As a business owner or manager, one of your responsibilities might be to hire new people from time to time. Your business needs a new employee who will be able to do a certain job within the company and you need to identify the best one among the candidates, someone who will be able to do that job properly and efficiently. Hiring is a very complex process and something that can go wrong very easily. Especially if you factor in the cultural fit.
What is the Cultural Fit?
The cultural fit denotes the likelihood of a potential candidate to fit in a company based on a number of mostly hard to quantify traits and opinions. For instance, someone’s upbringing, their personal opinions on various matters and similar things fit under the description of a cultural fit. Perhaps it is best to describe this with n example.
Let’s say that our example company was started by people who have a very liberal outlook on most issues. Everyone who already works in the company is also liberal and this is something that can be felt in everyday functioning of the company. A new candidate who would be a good cultural fit will also be liberal.
It is important to differentiate between the cultural fit and the personal, inborn traits of a person, such as their leadership qualities, their ability to learn, their assertiveness and so on. These are completely different from what is considered the cultural fit.
There are some very good reasons why most people who conduct interviews or specialize in HR check the cultural fit during the interview process and rely on it when making the final decision. For one, a candidate who is a good cultural fit will have a much easier time finding his or her place in the company. They will have something to talk about with other employees and they will feel comfortable from the get go.
In addition to this, a person who is a good cultural fit will find it easier to adopt the culture of the company. They will understand better what the company is all about and how they can contribute to it. They will also be more involved and, in most cases, they will work harder.
Finally, a candidate who is a great cultural fit is far more likely to stay with the company in the long run. They will not wake up one day and think that there may be companies that are better for them because of the philosophy of the people in the company or the general culture in the company.
There are, however, some bad sides to the cultural fit as well. For example, it is quite easy to fake a good cultural fit. A candidate may have heard about the employer and the company having a certain culture and it will not take too much work to feign that same philosophy. What is worse, it is very difficult to notice that someone is faking it.
In addition to this, relying too much on the cultural fit may make you forget about other aspects of the candidate which might be more important, such as their education, their skills, experience and their personal characteristics.
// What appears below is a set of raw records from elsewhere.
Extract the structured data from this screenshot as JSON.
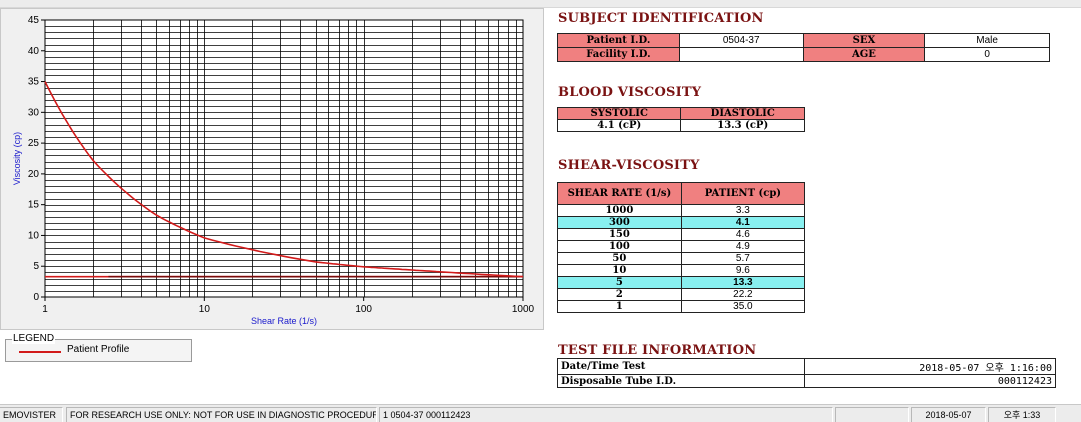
{
  "chart_data": {
    "type": "line",
    "xscale": "log",
    "xlim": [
      1,
      1000
    ],
    "ylim": [
      0,
      45
    ],
    "x_ticks": [
      "1",
      "10",
      "100",
      "1000"
    ],
    "y_ticks": [
      "0",
      "5",
      "10",
      "15",
      "20",
      "25",
      "30",
      "35",
      "40",
      "45"
    ],
    "xlabel": "Shear Rate (1/s)",
    "ylabel": "Viscosity (cp)",
    "grid": true,
    "series": [
      {
        "name": "Patient Profile",
        "color": "#d21a1a",
        "points": [
          [
            1,
            35.0
          ],
          [
            2,
            22.2
          ],
          [
            5,
            13.3
          ],
          [
            10,
            9.6
          ],
          [
            50,
            5.7
          ],
          [
            100,
            4.9
          ],
          [
            150,
            4.6
          ],
          [
            300,
            4.1
          ],
          [
            1000,
            3.3
          ]
        ]
      }
    ],
    "reference_lines": [
      {
        "color": "#d21a1a",
        "points": [
          [
            1,
            3.3
          ],
          [
            1000,
            3.3
          ]
        ]
      },
      {
        "color": "#7a0a0a",
        "points": [
          [
            2.5,
            3.3
          ],
          [
            1000,
            3.3
          ]
        ]
      }
    ]
  },
  "legend": {
    "title": "LEGEND",
    "items": [
      {
        "label": "Patient Profile",
        "color": "#d21a1a"
      }
    ]
  },
  "subject": {
    "title": "SUBJECT IDENTIFICATION",
    "patient_id_label": "Patient I.D.",
    "patient_id": "0504-37",
    "sex_label": "SEX",
    "sex": "Male",
    "facility_id_label": "Facility I.D.",
    "facility_id": "",
    "age_label": "AGE",
    "age": "0"
  },
  "blood": {
    "title": "BLOOD VISCOSITY",
    "systolic_label": "SYSTOLIC",
    "diastolic_label": "DIASTOLIC",
    "systolic": "4.1 (cP)",
    "diastolic": "13.3 (cP)"
  },
  "shear": {
    "title": "SHEAR-VISCOSITY",
    "col_rate": "SHEAR RATE (1/s)",
    "col_patient": "PATIENT (cp)",
    "rows": [
      {
        "rate": "1000",
        "value": "3.3",
        "hl": false
      },
      {
        "rate": "300",
        "value": "4.1",
        "hl": true
      },
      {
        "rate": "150",
        "value": "4.6",
        "hl": false
      },
      {
        "rate": "100",
        "value": "4.9",
        "hl": false
      },
      {
        "rate": "50",
        "value": "5.7",
        "hl": false
      },
      {
        "rate": "10",
        "value": "9.6",
        "hl": false
      },
      {
        "rate": "5",
        "value": "13.3",
        "hl": true
      },
      {
        "rate": "2",
        "value": "22.2",
        "hl": false
      },
      {
        "rate": "1",
        "value": "35.0",
        "hl": false
      }
    ]
  },
  "testfile": {
    "title": "TEST FILE INFORMATION",
    "date_label": "Date/Time Test",
    "date_value": "2018-05-07   오후 1:16:00",
    "tube_label": "Disposable Tube I.D.",
    "tube_value": "000112423"
  },
  "statusbar": {
    "app": "EMOVISTER",
    "notice": "FOR RESEARCH USE ONLY: NOT FOR USE IN DIAGNOSTIC PROCEDURES",
    "record": "1  0504-37  000112423",
    "date": "2018-05-07",
    "time": "오후 1:33"
  }
}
Finally, there is also the danger of hiring the same type of person over and over again which may not be the best thing for your business in the long run. Namely, if you end up with employees who all share a single point of view and a unison philosophy, they might make mistakes simply because there was no one to offer a different opinion. You might end up with a workforce with a very narrow field of vision and this is never good.
We talked to some recruitment outsourcing professionals and they have told us that the best way to approach this is to definitely consider the cultural fit when hiring, but never to let it take over. The skills and the expertise are still the most important. Personal traits are also very important while the cultural fit should be seen as an added bonus, something to break a tie.